Business World reported that civil organizations in Davao del Norte rallied Tuesday to condemn the killings. The rally was called to "put emphasis on respect for life and human rights and denounce the senseless killings perpetrated by a shadowy death squad," organizers said in a statement. The rally is the latest manifestation of mounting criticism of the city government and local law enforcement agencies for their inability or unwillingness to stop the killings. No death squad member has been arrested in Davao City despite years of killings. Those killed are almost always on lists of persons "wanted" by the Philippines Drug Enforcement Agency (PDEA).
Davao City Mayor Rodrigo Duterte, who is widely rumored to be behind the death squads, has repeatedly denied the charge, but his most recent comments once again failed to quell the notion that he approves. In his weekly television address, Duterte warned drug dealers to "start swimming" as far as Indonesia if they wanted to survive and called critics of the death squads "reactive idiots." Instead of criticizing the death squads, said Duterte, critics should instead help drug offenders by getting them to turn themselves in.
"These reactive idiots, I may call them, don't just sit there and wait for the next victim to fall," said Duterte. "Seek them out and help reform them or warn them to leave the city," he added, clearly implying that drug offenders would be killed. "Get the list of wanted persons from the PDEA, it's public, go to these persons and tell them to reform. You can't do anything just by shouting every time some drug addict is killed," he said. Still addressing his critics, Duterte added that the death squads are "much better than you because they did something to the problem."

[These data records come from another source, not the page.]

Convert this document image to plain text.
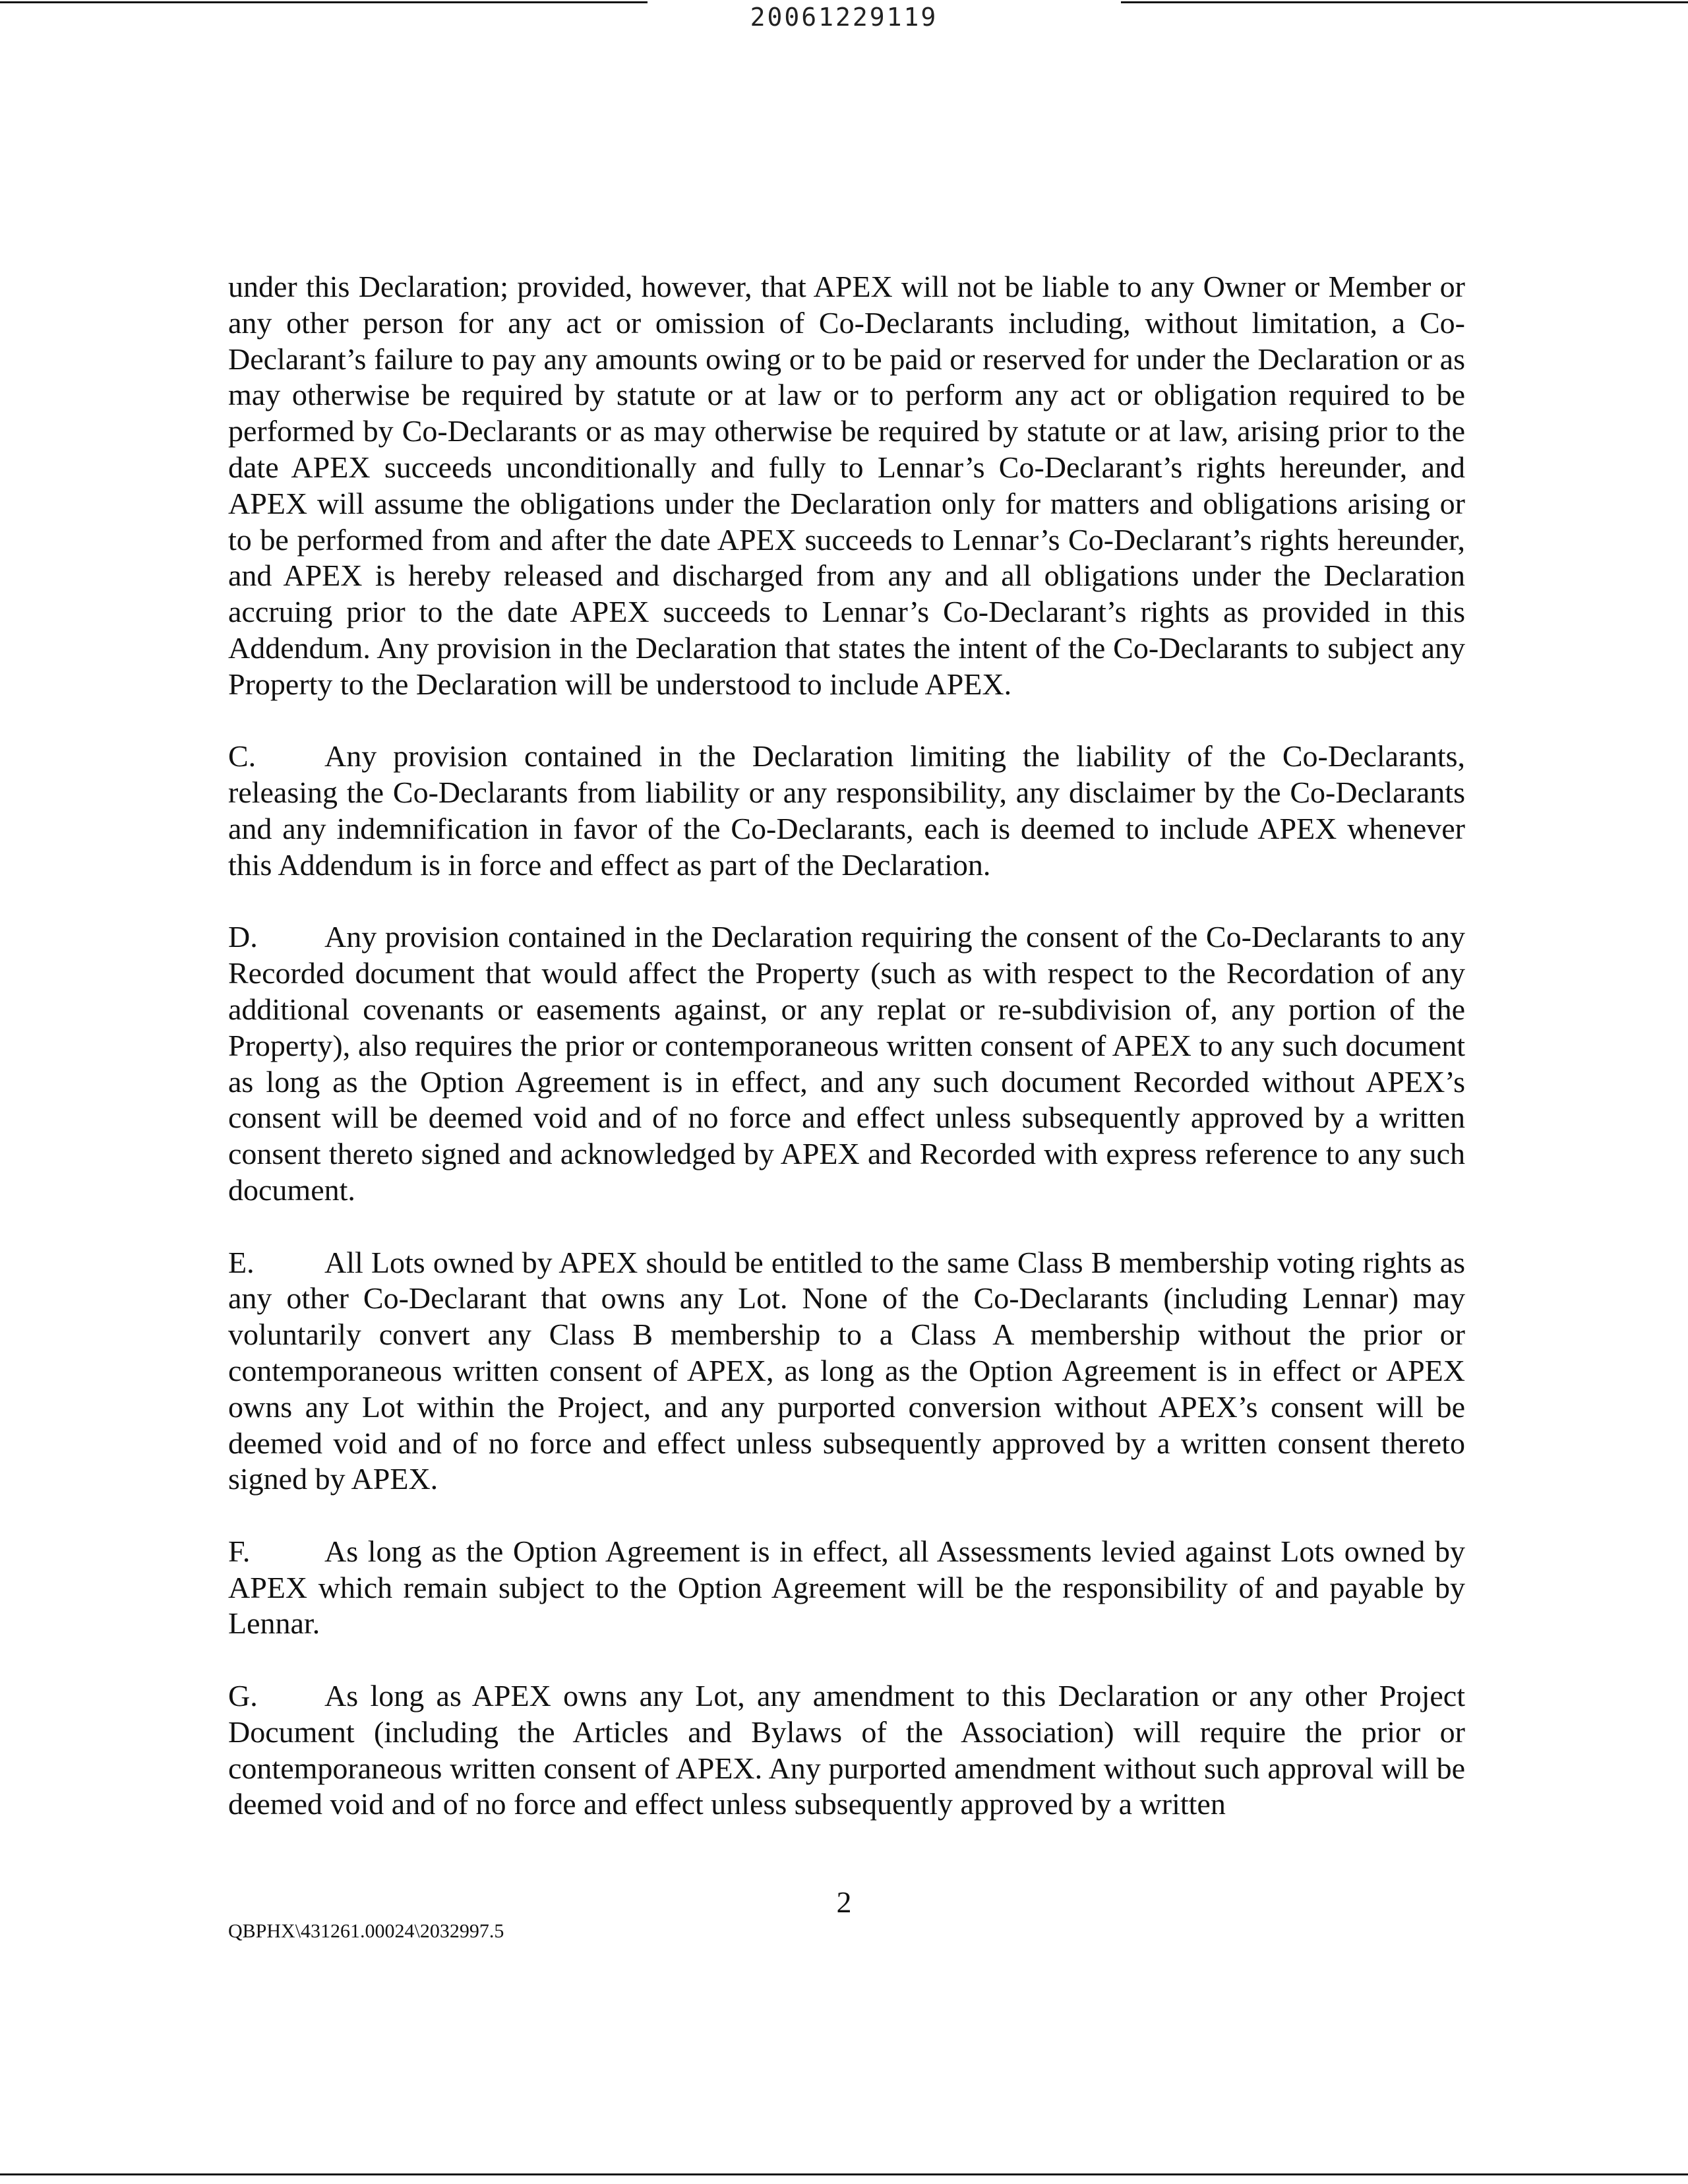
20061229119

under this Declaration; provided, however, that APEX will not be liable to any Owner or Member or any other person for any act or omission of Co-Declarants including, without limitation, a Co-Declarant’s failure to pay any amounts owing or to be paid or reserved for under the Declaration or as may otherwise be required by statute or at law or to perform any act or obligation required to be performed by Co-Declarants or as may otherwise be required by statute or at law, arising prior to the date APEX succeeds unconditionally and fully to Lennar’s Co-Declarant’s rights hereunder, and APEX will assume the obligations under the Declaration only for matters and obligations arising or to be performed from and after the date APEX succeeds to Lennar’s Co-Declarant’s rights hereunder, and APEX is hereby released and discharged from any and all obligations under the Declaration accruing prior to the date APEX succeeds to Lennar’s Co-Declarant’s rights as provided in this Addendum. Any provision in the Declaration that states the intent of the Co-Declarants to subject any Property to the Declaration will be understood to include APEX.

C. Any provision contained in the Declaration limiting the liability of the Co-Declarants, releasing the Co-Declarants from liability or any responsibility, any disclaimer by the Co-Declarants and any indemnification in favor of the Co-Declarants, each is deemed to include APEX whenever this Addendum is in force and effect as part of the Declaration.

D. Any provision contained in the Declaration requiring the consent of the Co-Declarants to any Recorded document that would affect the Property (such as with respect to the Recordation of any additional covenants or easements against, or any replat or re-subdivision of, any portion of the Property), also requires the prior or contemporaneous written consent of APEX to any such document as long as the Option Agreement is in effect, and any such document Recorded without APEX’s consent will be deemed void and of no force and effect unless subsequently approved by a written consent thereto signed and acknowledged by APEX and Recorded with express reference to any such document.

E. All Lots owned by APEX should be entitled to the same Class B membership voting rights as any other Co-Declarant that owns any Lot. None of the Co-Declarants (including Lennar) may voluntarily convert any Class B membership to a Class A membership without the prior or contemporaneous written consent of APEX, as long as the Option Agreement is in effect or APEX owns any Lot within the Project, and any purported conversion without APEX’s consent will be deemed void and of no force and effect unless subsequently approved by a written consent thereto signed by APEX.

F. As long as the Option Agreement is in effect, all Assessments levied against Lots owned by APEX which remain subject to the Option Agreement will be the responsibility of and payable by Lennar.

G. As long as APEX owns any Lot, any amendment to this Declaration or any other Project Document (including the Articles and Bylaws of the Association) will require the prior or contemporaneous written consent of APEX. Any purported amendment without such approval will be deemed void and of no force and effect unless subsequently approved by a written

2
QBPHX\431261.00024\2032997.5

The killings have support, especially among law enforcement and the business community. Businessmen are unafraid to tell Philippine media they support the murder of alleged drug criminals. "We're more confident to operate in a peaceful Davao, free from criminals, drug syndicates and terrorists," businessman Robert Te told the Mindanao Times. U Ching Siong, Federation of Filipino Chinese Chamber of Commerce regional director, added that the summary executions have created a good atmosphere for the business sector in the city and boosted the confidence of businessmen.